A: Of course not. Everyone knows that military life is incredibly dull and nothing much happens there. Why do you think the army keeps barging into civilian affairs? Because it’s much more fun running the country than marching up and down a parade square. It’s all made up. If my life in the army had been remotely interesting, I would have probably stuck around. Homosexuality in the army? That is unthinkable. It’s about two boys who are in a bit of trouble.

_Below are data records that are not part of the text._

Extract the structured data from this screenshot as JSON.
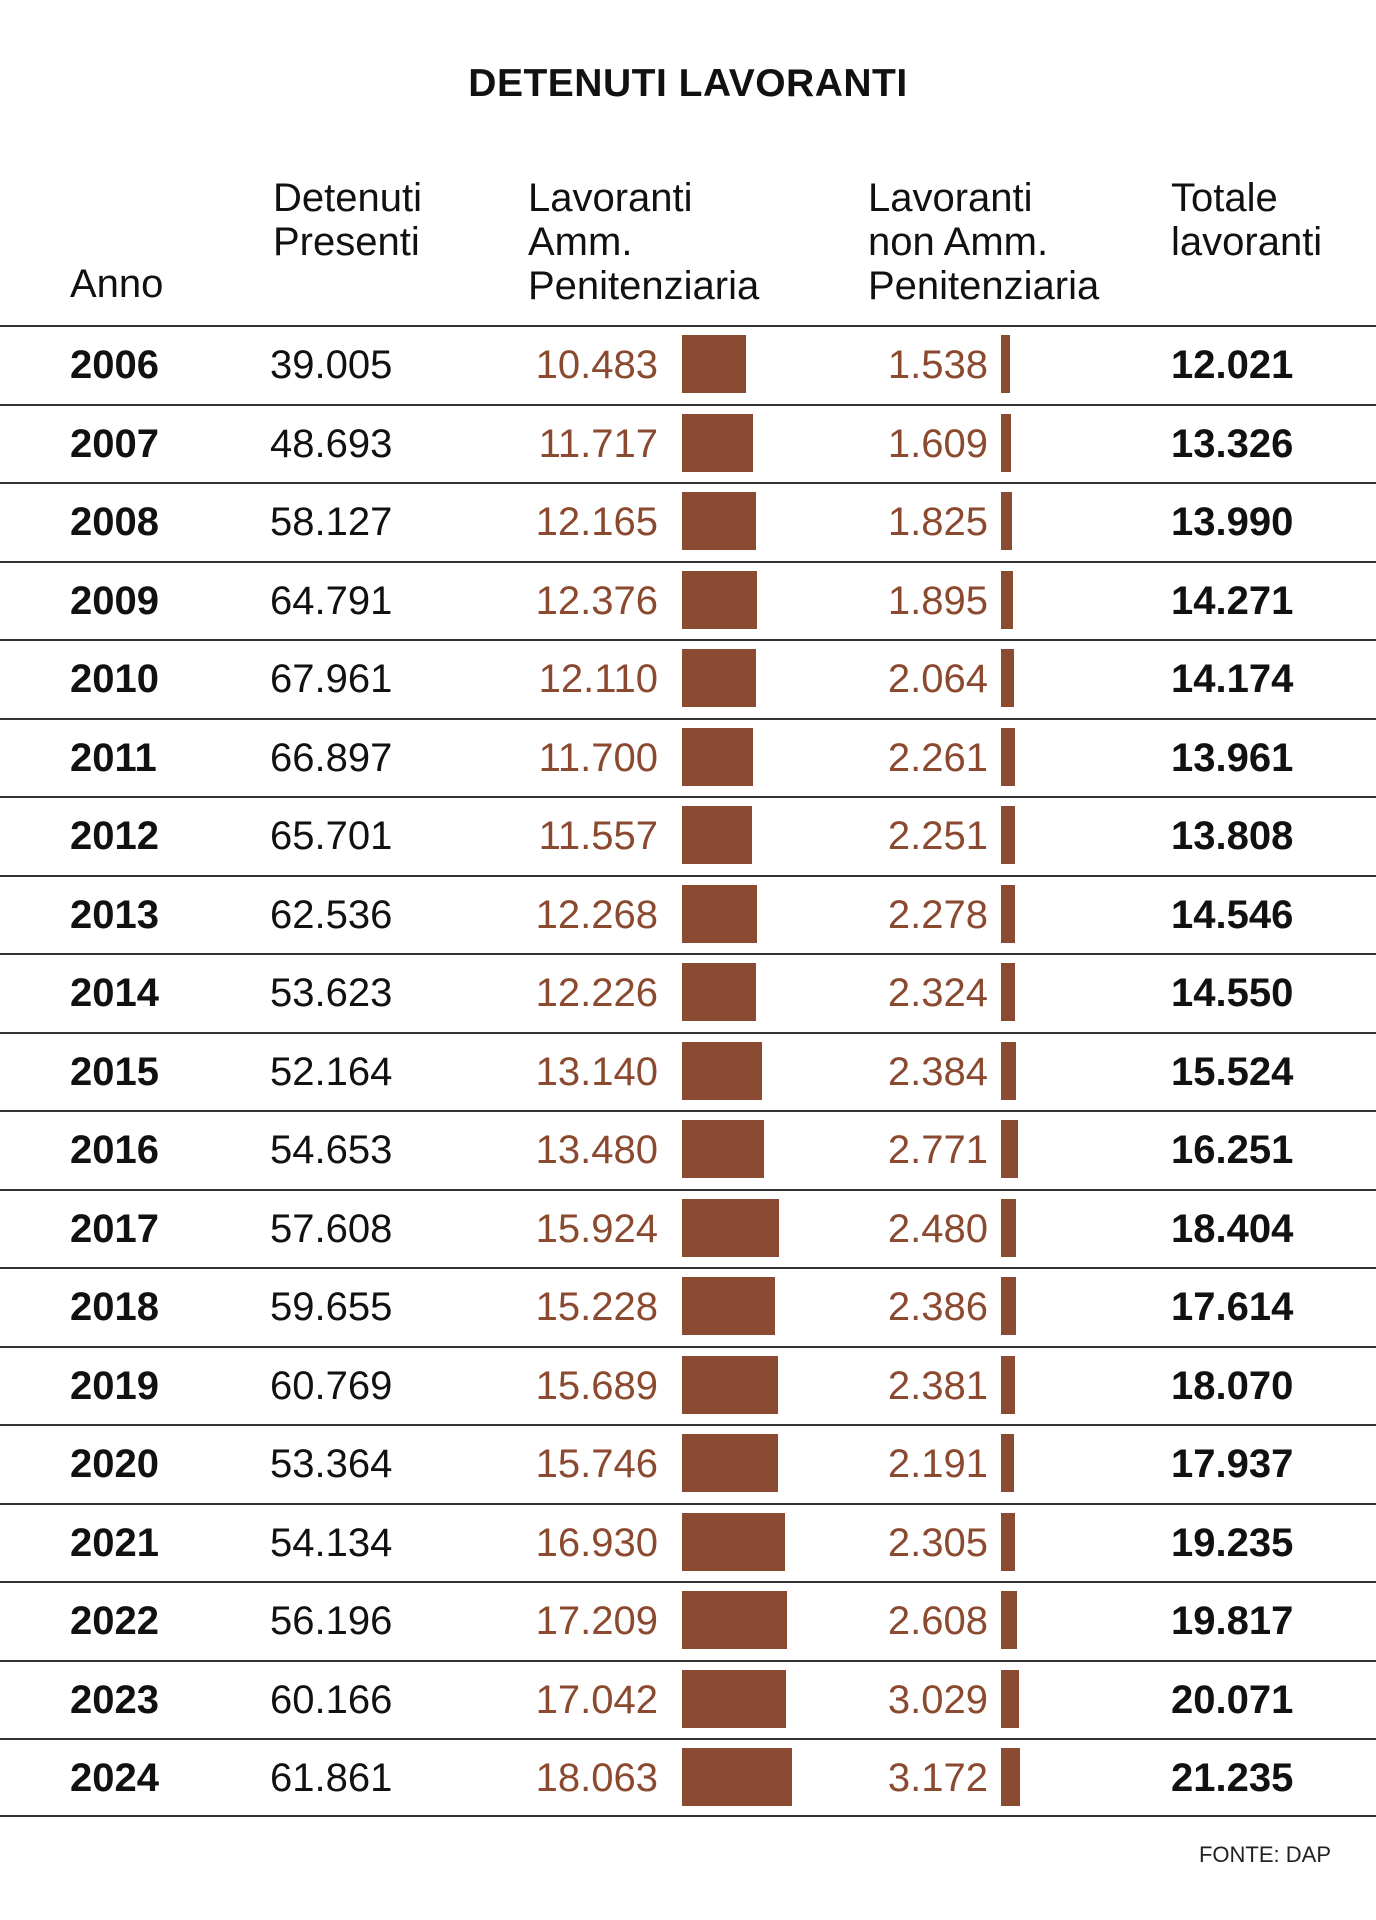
{
  "title": "DETENUTI LAVORANTI",
  "source": "FONTE: DAP",
  "accent_color": "#8b4a32",
  "chart_data": {
    "type": "table",
    "title": "DETENUTI LAVORANTI",
    "columns": [
      "Anno",
      "Detenuti\nPresenti",
      "Lavoranti\nAmm.\nPenitenziaria",
      "Lavoranti\nnon Amm.\nPenitenziaria",
      "Totale\nlavoranti"
    ],
    "rows": [
      {
        "year": "2006",
        "presenti": "39.005",
        "amm": "10.483",
        "amm_value": 10483,
        "nonamm": "1.538",
        "nonamm_value": 1538,
        "totale": "12.021"
      },
      {
        "year": "2007",
        "presenti": "48.693",
        "amm": "11.717",
        "amm_value": 11717,
        "nonamm": "1.609",
        "nonamm_value": 1609,
        "totale": "13.326"
      },
      {
        "year": "2008",
        "presenti": "58.127",
        "amm": "12.165",
        "amm_value": 12165,
        "nonamm": "1.825",
        "nonamm_value": 1825,
        "totale": "13.990"
      },
      {
        "year": "2009",
        "presenti": "64.791",
        "amm": "12.376",
        "amm_value": 12376,
        "nonamm": "1.895",
        "nonamm_value": 1895,
        "totale": "14.271"
      },
      {
        "year": "2010",
        "presenti": "67.961",
        "amm": "12.110",
        "amm_value": 12110,
        "nonamm": "2.064",
        "nonamm_value": 2064,
        "totale": "14.174"
      },
      {
        "year": "2011",
        "presenti": "66.897",
        "amm": "11.700",
        "amm_value": 11700,
        "nonamm": "2.261",
        "nonamm_value": 2261,
        "totale": "13.961"
      },
      {
        "year": "2012",
        "presenti": "65.701",
        "amm": "11.557",
        "amm_value": 11557,
        "nonamm": "2.251",
        "nonamm_value": 2251,
        "totale": "13.808"
      },
      {
        "year": "2013",
        "presenti": "62.536",
        "amm": "12.268",
        "amm_value": 12268,
        "nonamm": "2.278",
        "nonamm_value": 2278,
        "totale": "14.546"
      },
      {
        "year": "2014",
        "presenti": "53.623",
        "amm": "12.226",
        "amm_value": 12226,
        "nonamm": "2.324",
        "nonamm_value": 2324,
        "totale": "14.550"
      },
      {
        "year": "2015",
        "presenti": "52.164",
        "amm": "13.140",
        "amm_value": 13140,
        "nonamm": "2.384",
        "nonamm_value": 2384,
        "totale": "15.524"
      },
      {
        "year": "2016",
        "presenti": "54.653",
        "amm": "13.480",
        "amm_value": 13480,
        "nonamm": "2.771",
        "nonamm_value": 2771,
        "totale": "16.251"
      },
      {
        "year": "2017",
        "presenti": "57.608",
        "amm": "15.924",
        "amm_value": 15924,
        "nonamm": "2.480",
        "nonamm_value": 2480,
        "totale": "18.404"
      },
      {
        "year": "2018",
        "presenti": "59.655",
        "amm": "15.228",
        "amm_value": 15228,
        "nonamm": "2.386",
        "nonamm_value": 2386,
        "totale": "17.614"
      },
      {
        "year": "2019",
        "presenti": "60.769",
        "amm": "15.689",
        "amm_value": 15689,
        "nonamm": "2.381",
        "nonamm_value": 2381,
        "totale": "18.070"
      },
      {
        "year": "2020",
        "presenti": "53.364",
        "amm": "15.746",
        "amm_value": 15746,
        "nonamm": "2.191",
        "nonamm_value": 2191,
        "totale": "17.937"
      },
      {
        "year": "2021",
        "presenti": "54.134",
        "amm": "16.930",
        "amm_value": 16930,
        "nonamm": "2.305",
        "nonamm_value": 2305,
        "totale": "19.235"
      },
      {
        "year": "2022",
        "presenti": "56.196",
        "amm": "17.209",
        "amm_value": 17209,
        "nonamm": "2.608",
        "nonamm_value": 2608,
        "totale": "19.817"
      },
      {
        "year": "2023",
        "presenti": "60.166",
        "amm": "17.042",
        "amm_value": 17042,
        "nonamm": "3.029",
        "nonamm_value": 3029,
        "totale": "20.071"
      },
      {
        "year": "2024",
        "presenti": "61.861",
        "amm": "18.063",
        "amm_value": 18063,
        "nonamm": "3.172",
        "nonamm_value": 3172,
        "totale": "21.235"
      }
    ]
  }
}
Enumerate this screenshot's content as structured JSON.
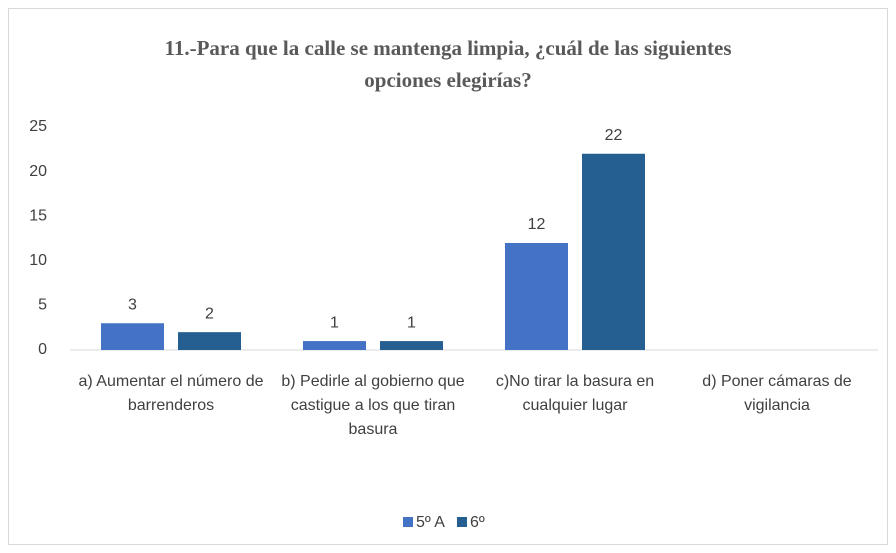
{
  "chart_data": {
    "type": "bar",
    "title": "11.-Para que la calle se mantenga limpia, ¿cuál de las siguientes opciones elegirías?",
    "categories": [
      "a) Aumentar el número de barrenderos",
      "b) Pedirle al gobierno que castigue a los que tiran basura",
      "c)No tirar la basura en cualquier lugar",
      "d) Poner cámaras de vigilancia"
    ],
    "series": [
      {
        "name": "5º A",
        "color": "#4472c4",
        "values": [
          3,
          1,
          12,
          null
        ]
      },
      {
        "name": "6º",
        "color": "#255e91",
        "values": [
          2,
          1,
          22,
          null
        ]
      }
    ],
    "ylim": [
      0,
      25
    ],
    "yticks": [
      0,
      5,
      10,
      15,
      20,
      25
    ],
    "grid": false,
    "legend": "bottom"
  }
}
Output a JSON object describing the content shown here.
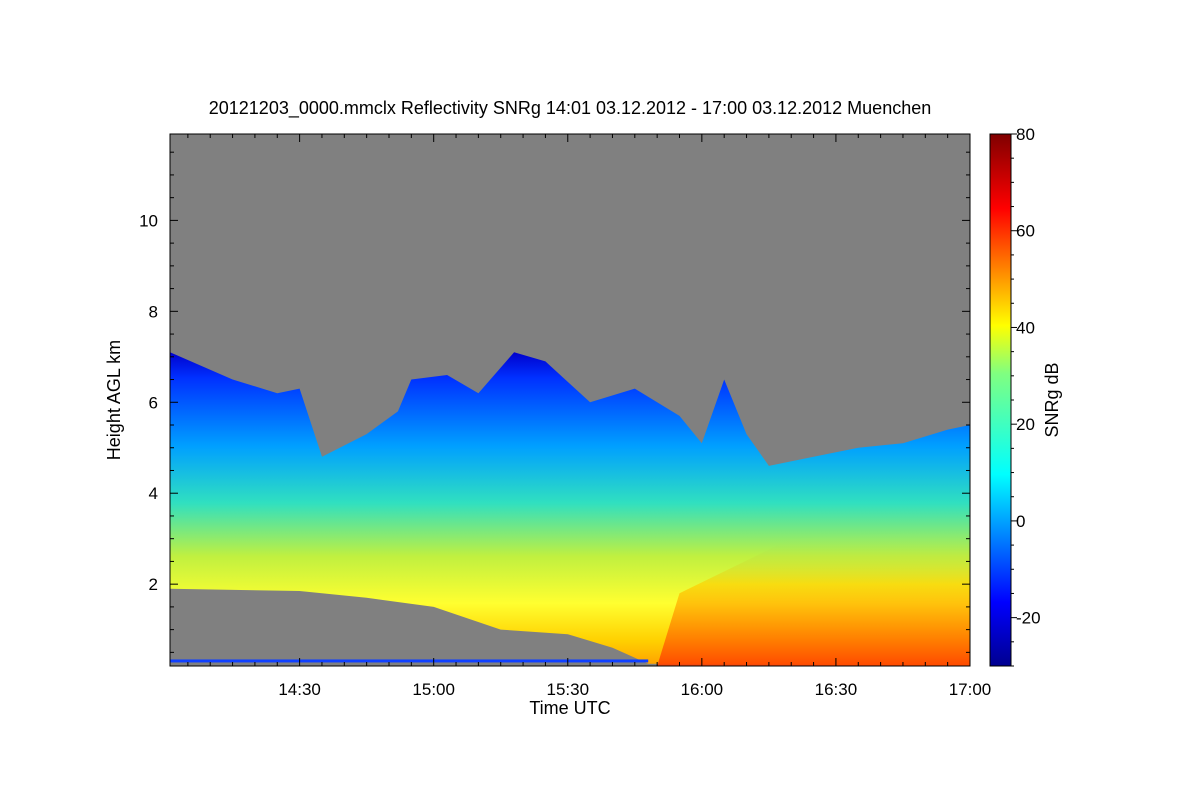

Q: Was writing a novel more difficult than your work as a journalist or is it easier to make stuff up rather than rely strictly on facts?

A: I think you use a different muscle. We have all seen many journalists who come up with improbable fiction every day. And we have seen novelists who can conjure up incredibly realistic worlds. I think the main difference is that you have to learn to live within a book for a very long time, whereas with journalism you file your copy and you are done. You get instant gratification. Or someone writes a letter to the editor. As someone said, it’s the difference between a one-night stand and a marriage. Also, a good editor can fix a badly written journalistic piece but no fiction editor is likely to go beyond the third page if they are not hooked. Basically working in a fictional world, you are pretty much on your own.

Q: Do you feel it is easier for a Pakistani novelist to be published if his work is political, given the interest the western media has in terrorism of the Islamic variety?

A: I don’t think Exploding Mangoes has anything to do with terrorism of any variety. And I don’t think it has become any easier. People who write in English, people like Amir Hussain, Kamila Shamsie, Mohsin Hamid and Nadeem Aslam, have been writing since the last century. Back then, terrorism was a vaguely romantic term that not very many publishers were interested in. There is another book of short stories coming out next year by Daniyal Mueenudin, I have read two stories and there isn’t a single beard or bomb in there.

I work in the media and I know we journalists are desperate to spot a trend. I wish it was easier for Pakistani writers to get published but I am afraid it isn’t. I am sure it’s not very different in Urdu fiction either. I think the only recent Urdu novel that has really dazzled me is Mirza Athar Beg’s Ghulam Bagh. The one before that was Abdullah Hussain’s Nadaar Log, which came out about a decade ago. I have heard that there has been some brilliant fiction in Sindhi recently but we don’t have many translations. So I would say there are not enough good novels, in Urdu or English or any other language in Pakistan. But yes, there is much more non-fiction being published about our part of the world now. There are at least half a dozen books working their way through the publishing machine, all attempting to explain Pakistan. I hope there will be many more.

Q: Should we be awaiting a second novel? And will it tell us who killed Benazir Bhutto?

A: I thought we all knew who killed Benazir Bhutto. Wasn’t it the man with the dark glasses? I guess one could start a mini-genre by writing books about all the unsolved mysteries in Pakistan. Why is Musharraf so moronic? Who stole all our electricity? Was Shaukat Aziz a human or a software invented by Citibank’s IT department? All potential bestsellers. But I think I am done with conspiracy theories for the time being and scribbling something which sounds like a very straight, very civilian love story. But then I guess love is the ultimate conspiracy.

Nadir Hassan is a Pakistan-based journalist and assistant editor at Newsline.